Now that a few lessons from Ackman's action have been discussed, let's examine the challenges he's facing to turn his big winner to big loser back to a big winner.
Having Wall Street (and beyond) know you're stuck long or short in a position isn't the best position in which to find yourself. The reason being that aggressive traders will use any bad news to pound or rally an issue.
For example, Buffett's negative comments over the weekend regarding Valeant resulted in the issue falling from Friday's close of $33.36 to $28.92 before ending Monday's session at $32.66. It should be noted: The issue rebounded to $38.50 on Tuesday, which in and of itself is bullish, as the issue has rebounded sharply from the Monday's swoon.
Ackman will find plenty of sellers the entire way up if and when Valeant recovers. Not only will other investors be praying for a scratch or a small profit, many with large positions at much lower average prices will unload millions of shares on the way up.
Finally, Valeant will not be at $35 in the next year. One of two things will happen: 1) it could double to $70 or higher or 2) it could go to $0.

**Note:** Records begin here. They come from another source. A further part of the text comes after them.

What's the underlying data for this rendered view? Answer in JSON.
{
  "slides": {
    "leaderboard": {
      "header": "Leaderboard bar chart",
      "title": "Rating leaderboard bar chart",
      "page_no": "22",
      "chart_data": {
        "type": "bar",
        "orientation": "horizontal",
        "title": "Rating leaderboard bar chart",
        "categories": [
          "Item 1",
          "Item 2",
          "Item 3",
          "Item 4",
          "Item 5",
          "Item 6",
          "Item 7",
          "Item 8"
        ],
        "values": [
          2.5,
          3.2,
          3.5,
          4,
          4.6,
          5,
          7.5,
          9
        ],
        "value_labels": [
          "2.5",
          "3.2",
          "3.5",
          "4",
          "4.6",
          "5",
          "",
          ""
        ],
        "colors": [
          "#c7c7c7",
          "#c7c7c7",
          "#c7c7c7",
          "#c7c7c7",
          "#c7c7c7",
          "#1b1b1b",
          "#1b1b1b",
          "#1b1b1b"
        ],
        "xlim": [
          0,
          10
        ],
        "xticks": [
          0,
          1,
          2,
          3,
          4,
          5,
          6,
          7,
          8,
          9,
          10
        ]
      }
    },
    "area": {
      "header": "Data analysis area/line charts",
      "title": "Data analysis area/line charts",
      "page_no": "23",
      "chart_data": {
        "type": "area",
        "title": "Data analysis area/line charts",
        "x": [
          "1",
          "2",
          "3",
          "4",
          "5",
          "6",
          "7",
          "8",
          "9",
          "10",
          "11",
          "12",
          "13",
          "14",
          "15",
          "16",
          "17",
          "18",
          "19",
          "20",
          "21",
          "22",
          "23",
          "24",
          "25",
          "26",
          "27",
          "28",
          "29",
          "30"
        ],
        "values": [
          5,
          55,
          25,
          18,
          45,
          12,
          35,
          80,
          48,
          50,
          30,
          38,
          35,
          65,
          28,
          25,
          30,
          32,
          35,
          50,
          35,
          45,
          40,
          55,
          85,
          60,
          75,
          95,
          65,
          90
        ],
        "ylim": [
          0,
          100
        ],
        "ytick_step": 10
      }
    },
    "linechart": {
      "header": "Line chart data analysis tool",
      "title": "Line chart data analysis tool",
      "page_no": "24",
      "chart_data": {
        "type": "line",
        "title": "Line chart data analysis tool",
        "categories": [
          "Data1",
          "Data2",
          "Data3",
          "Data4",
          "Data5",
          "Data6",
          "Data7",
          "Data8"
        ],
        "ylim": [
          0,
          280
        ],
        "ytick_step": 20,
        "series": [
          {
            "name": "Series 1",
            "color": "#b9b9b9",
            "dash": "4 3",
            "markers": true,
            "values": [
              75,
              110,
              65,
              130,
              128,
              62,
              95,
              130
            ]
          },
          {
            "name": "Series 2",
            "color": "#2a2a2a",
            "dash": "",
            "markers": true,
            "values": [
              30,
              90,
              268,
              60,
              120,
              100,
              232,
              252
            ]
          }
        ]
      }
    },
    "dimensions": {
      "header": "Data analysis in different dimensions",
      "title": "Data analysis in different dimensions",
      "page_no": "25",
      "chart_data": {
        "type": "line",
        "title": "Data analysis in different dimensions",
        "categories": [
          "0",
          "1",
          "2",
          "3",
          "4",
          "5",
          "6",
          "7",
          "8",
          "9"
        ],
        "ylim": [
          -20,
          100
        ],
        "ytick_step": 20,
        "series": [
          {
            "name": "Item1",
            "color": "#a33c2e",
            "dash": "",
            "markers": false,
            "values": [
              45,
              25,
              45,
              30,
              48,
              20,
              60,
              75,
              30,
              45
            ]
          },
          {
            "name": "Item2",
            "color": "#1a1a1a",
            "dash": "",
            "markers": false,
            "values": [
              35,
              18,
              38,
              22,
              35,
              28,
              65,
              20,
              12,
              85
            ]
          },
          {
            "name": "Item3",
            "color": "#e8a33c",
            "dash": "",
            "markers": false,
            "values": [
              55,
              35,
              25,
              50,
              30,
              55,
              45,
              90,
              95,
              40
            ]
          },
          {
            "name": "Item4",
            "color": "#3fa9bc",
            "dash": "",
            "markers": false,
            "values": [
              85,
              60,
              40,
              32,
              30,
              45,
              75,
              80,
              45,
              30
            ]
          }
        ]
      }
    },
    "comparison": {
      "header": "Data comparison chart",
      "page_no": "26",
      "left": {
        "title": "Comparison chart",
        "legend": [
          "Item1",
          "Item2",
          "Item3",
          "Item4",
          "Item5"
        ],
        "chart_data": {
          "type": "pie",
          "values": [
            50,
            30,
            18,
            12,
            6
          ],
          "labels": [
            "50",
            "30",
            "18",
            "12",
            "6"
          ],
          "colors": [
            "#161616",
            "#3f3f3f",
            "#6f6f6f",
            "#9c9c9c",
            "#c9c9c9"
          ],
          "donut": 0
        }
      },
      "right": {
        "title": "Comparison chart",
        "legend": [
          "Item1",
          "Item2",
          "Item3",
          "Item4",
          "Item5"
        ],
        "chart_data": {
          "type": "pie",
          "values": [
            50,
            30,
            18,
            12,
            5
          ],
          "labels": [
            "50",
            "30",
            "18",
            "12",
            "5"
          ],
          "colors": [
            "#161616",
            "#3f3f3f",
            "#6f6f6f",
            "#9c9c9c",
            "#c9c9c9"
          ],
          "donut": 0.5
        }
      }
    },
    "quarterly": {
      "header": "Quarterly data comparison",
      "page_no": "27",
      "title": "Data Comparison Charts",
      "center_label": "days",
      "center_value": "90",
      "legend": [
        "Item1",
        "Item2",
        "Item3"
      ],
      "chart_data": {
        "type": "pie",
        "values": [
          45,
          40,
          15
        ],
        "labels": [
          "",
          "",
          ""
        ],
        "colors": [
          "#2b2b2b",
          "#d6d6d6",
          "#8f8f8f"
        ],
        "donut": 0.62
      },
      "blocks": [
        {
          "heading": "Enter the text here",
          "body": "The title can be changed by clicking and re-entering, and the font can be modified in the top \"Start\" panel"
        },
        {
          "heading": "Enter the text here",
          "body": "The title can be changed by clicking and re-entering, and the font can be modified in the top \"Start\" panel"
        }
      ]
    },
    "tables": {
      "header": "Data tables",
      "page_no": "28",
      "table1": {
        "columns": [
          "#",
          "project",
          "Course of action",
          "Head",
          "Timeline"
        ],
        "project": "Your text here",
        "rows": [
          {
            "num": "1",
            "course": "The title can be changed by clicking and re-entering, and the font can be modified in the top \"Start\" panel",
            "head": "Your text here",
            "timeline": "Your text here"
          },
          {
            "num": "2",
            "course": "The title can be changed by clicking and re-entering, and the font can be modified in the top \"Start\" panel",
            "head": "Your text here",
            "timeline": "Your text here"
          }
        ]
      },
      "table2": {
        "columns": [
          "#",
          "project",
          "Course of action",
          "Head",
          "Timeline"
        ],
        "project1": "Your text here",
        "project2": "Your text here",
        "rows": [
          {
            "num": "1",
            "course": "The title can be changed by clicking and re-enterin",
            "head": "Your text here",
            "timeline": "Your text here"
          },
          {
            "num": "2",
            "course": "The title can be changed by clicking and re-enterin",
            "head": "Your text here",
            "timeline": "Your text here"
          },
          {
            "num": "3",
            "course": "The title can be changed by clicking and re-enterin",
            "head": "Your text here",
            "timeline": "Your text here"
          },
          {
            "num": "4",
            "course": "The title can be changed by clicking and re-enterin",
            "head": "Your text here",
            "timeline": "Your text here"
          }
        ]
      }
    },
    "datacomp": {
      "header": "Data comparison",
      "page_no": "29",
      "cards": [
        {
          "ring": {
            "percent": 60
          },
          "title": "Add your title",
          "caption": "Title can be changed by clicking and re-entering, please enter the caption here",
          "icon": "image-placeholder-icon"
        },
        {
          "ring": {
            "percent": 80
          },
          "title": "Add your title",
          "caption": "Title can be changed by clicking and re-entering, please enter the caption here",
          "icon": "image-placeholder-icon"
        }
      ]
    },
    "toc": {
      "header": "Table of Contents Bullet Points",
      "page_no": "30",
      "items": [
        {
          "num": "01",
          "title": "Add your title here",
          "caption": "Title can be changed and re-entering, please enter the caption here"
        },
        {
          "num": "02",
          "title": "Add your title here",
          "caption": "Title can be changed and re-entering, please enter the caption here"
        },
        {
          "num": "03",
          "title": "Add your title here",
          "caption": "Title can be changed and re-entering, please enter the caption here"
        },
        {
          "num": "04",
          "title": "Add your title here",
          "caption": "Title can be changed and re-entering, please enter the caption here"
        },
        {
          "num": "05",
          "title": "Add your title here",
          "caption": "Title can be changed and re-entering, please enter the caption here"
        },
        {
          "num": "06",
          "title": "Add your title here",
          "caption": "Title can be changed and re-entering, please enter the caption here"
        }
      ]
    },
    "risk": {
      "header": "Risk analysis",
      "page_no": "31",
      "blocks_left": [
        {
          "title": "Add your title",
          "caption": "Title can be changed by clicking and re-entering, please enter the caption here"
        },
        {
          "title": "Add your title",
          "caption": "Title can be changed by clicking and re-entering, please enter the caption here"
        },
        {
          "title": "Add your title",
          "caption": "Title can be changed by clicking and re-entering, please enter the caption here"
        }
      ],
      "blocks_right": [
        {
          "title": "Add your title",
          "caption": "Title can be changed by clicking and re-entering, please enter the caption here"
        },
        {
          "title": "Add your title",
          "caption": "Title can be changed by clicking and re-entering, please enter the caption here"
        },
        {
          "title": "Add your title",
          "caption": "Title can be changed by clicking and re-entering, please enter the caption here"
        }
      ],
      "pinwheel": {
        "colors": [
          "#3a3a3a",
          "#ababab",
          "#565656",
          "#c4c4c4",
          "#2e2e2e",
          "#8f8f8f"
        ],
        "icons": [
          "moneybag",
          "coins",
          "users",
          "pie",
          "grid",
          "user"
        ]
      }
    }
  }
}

For Ackman's sake and other investors in the issue, if the SEC investigation reveals little or no wrongdoing in the company's tactics, then it could once again trade on its true fundamentals. After all, the company does make money.
Last quarter, it beat Wall Street estimates for EPS ($1.55 vs. estimated $1.37) and revenues ($2.76 billion vs. estimated $2.25). Of course, future estimates and revenues are in disarray as the results of the investigation looms.
On the other hand, if the investigation reveals infractions, there will be a stampede to exit the issue, with Ackman leading the way. Also, changes on Capitol Hill may not be so friendly to Valeant and other related issues in the sector.
From a technical perspective, there are two very important levels to keep an eye on:
- On the downside, a breach of the low of the move ($25.27) may instigate another wave of selling that may take the issue to $20 or lower.
- On the upside a breach, and string of, closes over $38 is the level to watch.
On four different occasions, including the last two days, it has approached this level but backed off. A break above qualifies as a breakout to the upside and would send the short sellers scrambling for cover and momentum traders to pile into the issue.